Josep Franco se traslada a la Sueca de sus 18 años, a las veladas en el bar El Ràpit, las partidas de truc y los viajes ("políticos") a Valencia y ("sexuales") a Cullera. Una vida previsible alterada, con menos frecuencia de la desedada, por las noches en la "casa iniciática" de la calle de Sant Josep.
Ante la casa "iniciática"
Una casa "remotamente modernista y un poco cursi" a cuyo morador no podían visitar cada día porque "tenía que trabajar para ganarse el jornal". Y lo hacía en la soledad y la tranquilidad de noche, en una vieja máquina de escribir. Pero, a pesar de las dudas, iban siempre que podían, tras ser introducidos por profesores "trotskistas", políticos de partidos "radicales" o amigos de más edad.
"Llamábamos con el corazón en un puño" y esperaban la aparición de la figura alta del "solitari de Sueca", en bata de franela, un pijama de tergal "siempre impoluto" y unas zapatillas de fieltro. "Estudiaba el grupo, con una sonrisa", y apartaba la cortina para demostrar que tenía la casa llena o invitaba a pasar.
Si así era, el ritual dentro no variaba: sentados en círculo, alrededor de una mesa cubierta de libros, discos y papeles, frente a la máquina de escribir y una vieja silla de brazos que luego cambió por una mecedora. Repartidos ceniceros y tabaco rubio, llegaba la "mítica pregunta": "Què voleu beure?"
¿Por qué soportaba a unas "criaturas insolentes"? "Creo que aprovechaba para estudiarnos", se responde Franco, "y para cerciorarse de que, a pesar de las apariencias y los esfuerzos del régimen por dejarlo todo atado y bien atado, algunas cosas habían empezado a cambiar".
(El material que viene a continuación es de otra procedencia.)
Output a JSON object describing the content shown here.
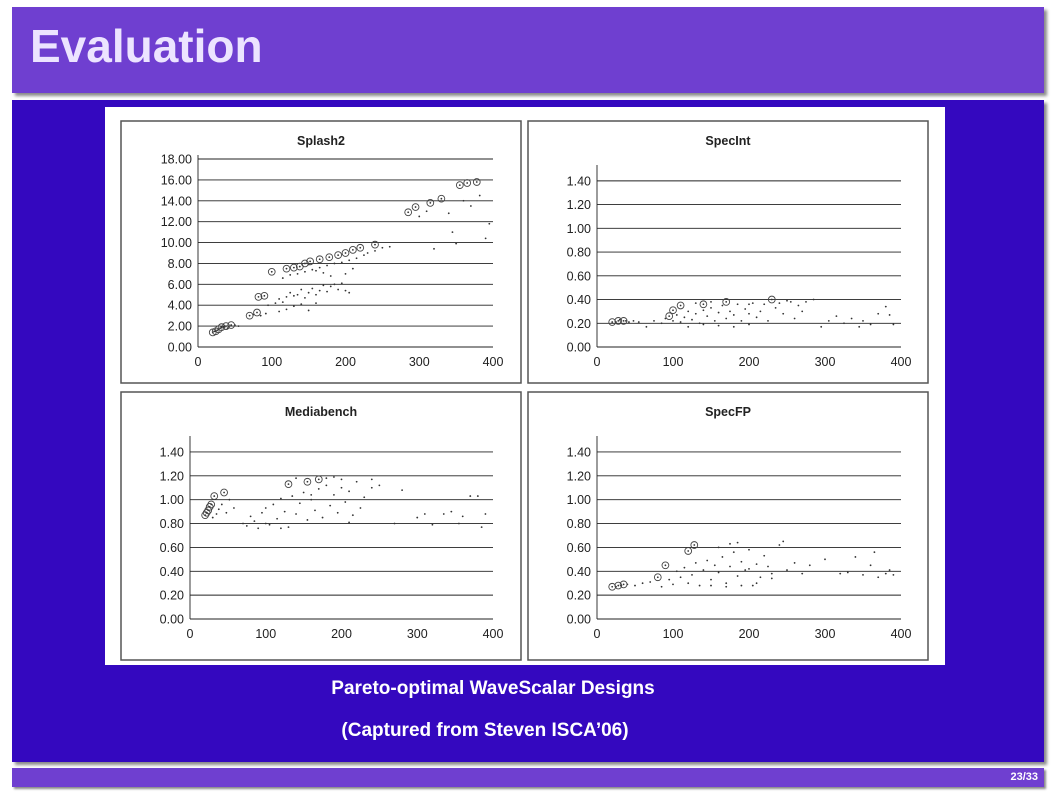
{
  "slide": {
    "title": "Evaluation",
    "caption_line1": "Pareto-optimal WaveScalar Designs",
    "caption_line2": "(Captured from Steven ISCA’06)",
    "page_number": "23/33"
  },
  "colors": {
    "title_bar": "#6f3fd0",
    "panel": "#3408bf",
    "title_text": "#ece4ff",
    "caption": "#ffffff"
  },
  "chart_data": [
    {
      "type": "scatter",
      "title": "Splash2",
      "xlim": [
        0,
        400
      ],
      "ylim": [
        0,
        18
      ],
      "xticks": [
        "0",
        "100",
        "200",
        "300",
        "400"
      ],
      "yticks": [
        "0.00",
        "2.00",
        "4.00",
        "6.00",
        "8.00",
        "10.00",
        "12.00",
        "14.00",
        "16.00",
        "18.00"
      ],
      "grid": true,
      "pareto": [
        [
          20,
          1.4
        ],
        [
          24,
          1.5
        ],
        [
          28,
          1.7
        ],
        [
          32,
          1.9
        ],
        [
          38,
          2.0
        ],
        [
          45,
          2.1
        ],
        [
          70,
          3.0
        ],
        [
          80,
          3.3
        ],
        [
          82,
          4.8
        ],
        [
          90,
          4.9
        ],
        [
          100,
          7.2
        ],
        [
          120,
          7.5
        ],
        [
          130,
          7.6
        ],
        [
          138,
          7.7
        ],
        [
          145,
          8.0
        ],
        [
          152,
          8.2
        ],
        [
          165,
          8.4
        ],
        [
          178,
          8.6
        ],
        [
          190,
          8.8
        ],
        [
          200,
          9.0
        ],
        [
          210,
          9.3
        ],
        [
          220,
          9.5
        ],
        [
          240,
          9.8
        ],
        [
          285,
          12.9
        ],
        [
          295,
          13.4
        ],
        [
          315,
          13.8
        ],
        [
          330,
          14.2
        ],
        [
          355,
          15.5
        ],
        [
          365,
          15.7
        ],
        [
          378,
          15.8
        ]
      ],
      "dots": [
        [
          22,
          1.5
        ],
        [
          26,
          1.6
        ],
        [
          30,
          1.8
        ],
        [
          35,
          1.9
        ],
        [
          40,
          1.8
        ],
        [
          42,
          2.0
        ],
        [
          50,
          2.1
        ],
        [
          55,
          2.0
        ],
        [
          75,
          3.1
        ],
        [
          85,
          3.0
        ],
        [
          92,
          3.2
        ],
        [
          95,
          4.0
        ],
        [
          105,
          4.2
        ],
        [
          110,
          4.6
        ],
        [
          115,
          4.3
        ],
        [
          120,
          4.8
        ],
        [
          125,
          5.2
        ],
        [
          130,
          4.9
        ],
        [
          135,
          5.0
        ],
        [
          140,
          5.5
        ],
        [
          145,
          4.7
        ],
        [
          150,
          5.2
        ],
        [
          155,
          5.6
        ],
        [
          160,
          5.0
        ],
        [
          165,
          5.4
        ],
        [
          170,
          5.9
        ],
        [
          175,
          5.3
        ],
        [
          180,
          5.8
        ],
        [
          185,
          6.0
        ],
        [
          190,
          5.5
        ],
        [
          195,
          6.1
        ],
        [
          200,
          5.4
        ],
        [
          205,
          5.2
        ],
        [
          110,
          3.4
        ],
        [
          120,
          3.6
        ],
        [
          130,
          3.9
        ],
        [
          140,
          4.1
        ],
        [
          150,
          3.5
        ],
        [
          160,
          4.2
        ],
        [
          115,
          6.6
        ],
        [
          125,
          6.9
        ],
        [
          135,
          7.0
        ],
        [
          145,
          7.2
        ],
        [
          155,
          7.4
        ],
        [
          165,
          7.6
        ],
        [
          175,
          7.8
        ],
        [
          185,
          8.0
        ],
        [
          195,
          8.1
        ],
        [
          205,
          8.3
        ],
        [
          215,
          8.5
        ],
        [
          225,
          8.8
        ],
        [
          230,
          9.0
        ],
        [
          240,
          9.2
        ],
        [
          250,
          9.5
        ],
        [
          260,
          9.6
        ],
        [
          200,
          7.0
        ],
        [
          210,
          7.5
        ],
        [
          180,
          6.8
        ],
        [
          170,
          7.1
        ],
        [
          160,
          7.3
        ],
        [
          150,
          7.9
        ],
        [
          300,
          12.5
        ],
        [
          310,
          13.0
        ],
        [
          320,
          9.4
        ],
        [
          340,
          12.8
        ],
        [
          345,
          11.0
        ],
        [
          350,
          9.9
        ],
        [
          360,
          14.0
        ],
        [
          370,
          13.5
        ],
        [
          382,
          14.5
        ],
        [
          390,
          10.4
        ],
        [
          395,
          11.8
        ]
      ]
    },
    {
      "type": "scatter",
      "title": "SpecInt",
      "xlim": [
        0,
        400
      ],
      "ylim": [
        0,
        1.5
      ],
      "xticks": [
        "0",
        "100",
        "200",
        "300",
        "400"
      ],
      "yticks": [
        "0.00",
        "0.20",
        "0.40",
        "0.60",
        "0.80",
        "1.00",
        "1.20",
        "1.40"
      ],
      "grid": true,
      "pareto": [
        [
          20,
          0.21
        ],
        [
          28,
          0.22
        ],
        [
          35,
          0.22
        ],
        [
          95,
          0.26
        ],
        [
          100,
          0.31
        ],
        [
          110,
          0.35
        ],
        [
          140,
          0.36
        ],
        [
          170,
          0.38
        ],
        [
          230,
          0.4
        ]
      ],
      "dots": [
        [
          25,
          0.21
        ],
        [
          30,
          0.23
        ],
        [
          38,
          0.22
        ],
        [
          42,
          0.21
        ],
        [
          48,
          0.22
        ],
        [
          55,
          0.21
        ],
        [
          65,
          0.17
        ],
        [
          75,
          0.22
        ],
        [
          85,
          0.2
        ],
        [
          90,
          0.24
        ],
        [
          100,
          0.22
        ],
        [
          105,
          0.27
        ],
        [
          110,
          0.21
        ],
        [
          115,
          0.25
        ],
        [
          120,
          0.3
        ],
        [
          125,
          0.23
        ],
        [
          130,
          0.28
        ],
        [
          135,
          0.2
        ],
        [
          140,
          0.31
        ],
        [
          145,
          0.26
        ],
        [
          150,
          0.33
        ],
        [
          155,
          0.22
        ],
        [
          160,
          0.29
        ],
        [
          165,
          0.35
        ],
        [
          170,
          0.24
        ],
        [
          175,
          0.3
        ],
        [
          180,
          0.27
        ],
        [
          185,
          0.36
        ],
        [
          190,
          0.22
        ],
        [
          195,
          0.32
        ],
        [
          200,
          0.28
        ],
        [
          205,
          0.37
        ],
        [
          210,
          0.25
        ],
        [
          215,
          0.3
        ],
        [
          220,
          0.36
        ],
        [
          225,
          0.22
        ],
        [
          235,
          0.33
        ],
        [
          240,
          0.37
        ],
        [
          245,
          0.28
        ],
        [
          250,
          0.39
        ],
        [
          255,
          0.38
        ],
        [
          260,
          0.24
        ],
        [
          265,
          0.35
        ],
        [
          270,
          0.3
        ],
        [
          275,
          0.38
        ],
        [
          285,
          0.4
        ],
        [
          295,
          0.17
        ],
        [
          305,
          0.22
        ],
        [
          315,
          0.26
        ],
        [
          325,
          0.2
        ],
        [
          335,
          0.24
        ],
        [
          345,
          0.17
        ],
        [
          350,
          0.22
        ],
        [
          360,
          0.19
        ],
        [
          370,
          0.28
        ],
        [
          380,
          0.34
        ],
        [
          385,
          0.27
        ],
        [
          390,
          0.19
        ],
        [
          120,
          0.17
        ],
        [
          140,
          0.19
        ],
        [
          160,
          0.18
        ],
        [
          180,
          0.17
        ],
        [
          200,
          0.19
        ],
        [
          150,
          0.38
        ],
        [
          130,
          0.37
        ],
        [
          200,
          0.36
        ]
      ]
    },
    {
      "type": "scatter",
      "title": "Mediabench",
      "xlim": [
        0,
        400
      ],
      "ylim": [
        0,
        1.5
      ],
      "xticks": [
        "0",
        "100",
        "200",
        "300",
        "400"
      ],
      "yticks": [
        "0.00",
        "0.20",
        "0.40",
        "0.60",
        "0.80",
        "1.00",
        "1.20",
        "1.40"
      ],
      "grid": true,
      "pareto": [
        [
          20,
          0.87
        ],
        [
          22,
          0.89
        ],
        [
          24,
          0.91
        ],
        [
          26,
          0.94
        ],
        [
          28,
          0.96
        ],
        [
          32,
          1.03
        ],
        [
          45,
          1.06
        ],
        [
          130,
          1.13
        ],
        [
          155,
          1.15
        ],
        [
          170,
          1.17
        ]
      ],
      "dots": [
        [
          30,
          0.85
        ],
        [
          35,
          0.88
        ],
        [
          38,
          0.92
        ],
        [
          42,
          0.96
        ],
        [
          48,
          0.89
        ],
        [
          52,
          1.0
        ],
        [
          58,
          0.93
        ],
        [
          70,
          0.8
        ],
        [
          75,
          0.78
        ],
        [
          80,
          0.86
        ],
        [
          85,
          0.82
        ],
        [
          90,
          0.76
        ],
        [
          95,
          0.89
        ],
        [
          100,
          0.93
        ],
        [
          105,
          0.79
        ],
        [
          110,
          0.96
        ],
        [
          115,
          0.84
        ],
        [
          120,
          1.01
        ],
        [
          125,
          0.9
        ],
        [
          130,
          0.77
        ],
        [
          135,
          1.03
        ],
        [
          140,
          0.88
        ],
        [
          145,
          0.97
        ],
        [
          150,
          1.06
        ],
        [
          155,
          0.83
        ],
        [
          160,
          1.0
        ],
        [
          165,
          0.91
        ],
        [
          170,
          1.09
        ],
        [
          175,
          0.85
        ],
        [
          180,
          1.12
        ],
        [
          185,
          0.95
        ],
        [
          190,
          1.04
        ],
        [
          195,
          0.89
        ],
        [
          200,
          1.17
        ],
        [
          205,
          0.98
        ],
        [
          210,
          1.07
        ],
        [
          215,
          0.87
        ],
        [
          220,
          1.15
        ],
        [
          225,
          0.93
        ],
        [
          230,
          1.02
        ],
        [
          240,
          1.1
        ],
        [
          250,
          1.12
        ],
        [
          270,
          0.8
        ],
        [
          280,
          1.08
        ],
        [
          300,
          0.85
        ],
        [
          310,
          0.88
        ],
        [
          320,
          0.79
        ],
        [
          335,
          0.88
        ],
        [
          345,
          0.9
        ],
        [
          355,
          0.8
        ],
        [
          360,
          0.86
        ],
        [
          370,
          1.03
        ],
        [
          380,
          1.03
        ],
        [
          385,
          0.77
        ],
        [
          390,
          0.88
        ],
        [
          140,
          1.18
        ],
        [
          180,
          1.18
        ],
        [
          200,
          1.1
        ],
        [
          160,
          1.04
        ],
        [
          210,
          0.81
        ],
        [
          190,
          1.19
        ],
        [
          120,
          0.76
        ],
        [
          100,
          0.8
        ],
        [
          240,
          1.17
        ]
      ]
    },
    {
      "type": "scatter",
      "title": "SpecFP",
      "xlim": [
        0,
        400
      ],
      "ylim": [
        0,
        1.5
      ],
      "xticks": [
        "0",
        "100",
        "200",
        "300",
        "400"
      ],
      "yticks": [
        "0.00",
        "0.20",
        "0.40",
        "0.60",
        "0.80",
        "1.00",
        "1.20",
        "1.40"
      ],
      "grid": true,
      "pareto": [
        [
          20,
          0.27
        ],
        [
          28,
          0.28
        ],
        [
          35,
          0.29
        ],
        [
          80,
          0.35
        ],
        [
          90,
          0.45
        ],
        [
          120,
          0.57
        ],
        [
          128,
          0.62
        ]
      ],
      "dots": [
        [
          25,
          0.27
        ],
        [
          32,
          0.28
        ],
        [
          40,
          0.29
        ],
        [
          50,
          0.28
        ],
        [
          60,
          0.3
        ],
        [
          70,
          0.31
        ],
        [
          85,
          0.27
        ],
        [
          95,
          0.33
        ],
        [
          100,
          0.29
        ],
        [
          105,
          0.4
        ],
        [
          110,
          0.35
        ],
        [
          115,
          0.43
        ],
        [
          120,
          0.3
        ],
        [
          125,
          0.37
        ],
        [
          130,
          0.47
        ],
        [
          135,
          0.28
        ],
        [
          140,
          0.41
        ],
        [
          145,
          0.49
        ],
        [
          150,
          0.33
        ],
        [
          155,
          0.45
        ],
        [
          160,
          0.39
        ],
        [
          165,
          0.52
        ],
        [
          170,
          0.3
        ],
        [
          175,
          0.44
        ],
        [
          180,
          0.56
        ],
        [
          185,
          0.36
        ],
        [
          190,
          0.48
        ],
        [
          195,
          0.41
        ],
        [
          200,
          0.58
        ],
        [
          205,
          0.28
        ],
        [
          210,
          0.46
        ],
        [
          215,
          0.35
        ],
        [
          220,
          0.53
        ],
        [
          225,
          0.44
        ],
        [
          230,
          0.38
        ],
        [
          240,
          0.62
        ],
        [
          250,
          0.41
        ],
        [
          260,
          0.47
        ],
        [
          270,
          0.38
        ],
        [
          280,
          0.45
        ],
        [
          300,
          0.5
        ],
        [
          320,
          0.38
        ],
        [
          330,
          0.39
        ],
        [
          340,
          0.52
        ],
        [
          350,
          0.37
        ],
        [
          360,
          0.45
        ],
        [
          365,
          0.56
        ],
        [
          370,
          0.35
        ],
        [
          380,
          0.38
        ],
        [
          385,
          0.41
        ],
        [
          390,
          0.37
        ],
        [
          150,
          0.28
        ],
        [
          170,
          0.27
        ],
        [
          190,
          0.28
        ],
        [
          210,
          0.3
        ],
        [
          230,
          0.34
        ],
        [
          175,
          0.63
        ],
        [
          185,
          0.64
        ],
        [
          160,
          0.6
        ],
        [
          200,
          0.42
        ],
        [
          245,
          0.65
        ]
      ]
    }
  ]
}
Las conversaciones podían girar sobre cocina o sobre materialismo histórico, "aunque no tuviéramos ni remota idea de qué era eso". Lo invariable es que cuando Fuster hablaba, con su "ironía incrédula", todos escuchaban en silencio, "tratando de captar cada matiz intencionado".
La casa se llenaba de humo al tiempo que el nivel de las botellas White Horse y Torres menguaba. Hasta que el autor de Nosaltres, els valencians se levantaba y "nos enviaba a casa, porque tenía que escribir".
Franco evoca con nostalgia -siempre agridulce- aquellas noches como forma de reivindicar la figura del intelectual que emergió "con la fuerza necesaria para alimentar las ilusiones de un pueblo que parecía resignado a su suerte".
Pla, Palacios y bombas
Josep Pla, Bernat i Baldoví, Josep Palacios -"un pez que nada como ningún otro en las aguas de la ambigüedad"-, Fermí Cortés o el médico Jaume Lloret son nombres que acompañan al novelista en su recorrido por Sueca, la Ribera y algunas de las ciudades que Fuster destacó en El País Valenciano. Episodios como la cabalgata del Ninot en la que quemaron su efigie de cartón piedra y las dos bombas que sufrió hasta su muerte y las pequeñas disputas por el funeral), excepto los años finales de voluntario silencio público, son objeto de la mirada de Franco.
Cuando la llamada revisión del fusterianismo se acerca al antifusterianismo, el libro del vecino y discípulo -que haya sido editado en Cataluña merece una reflexión sobre la industria editorial valenciana- sobresale como contrapeso humano y nostálgico. En un país acostumbrado a las derrotas, Josep Franco reivindica a Fuster como "un clásico" insoslayable, en el sentido de "ejemplo" para generaciones. Ejemplo, pero no límite, precisa.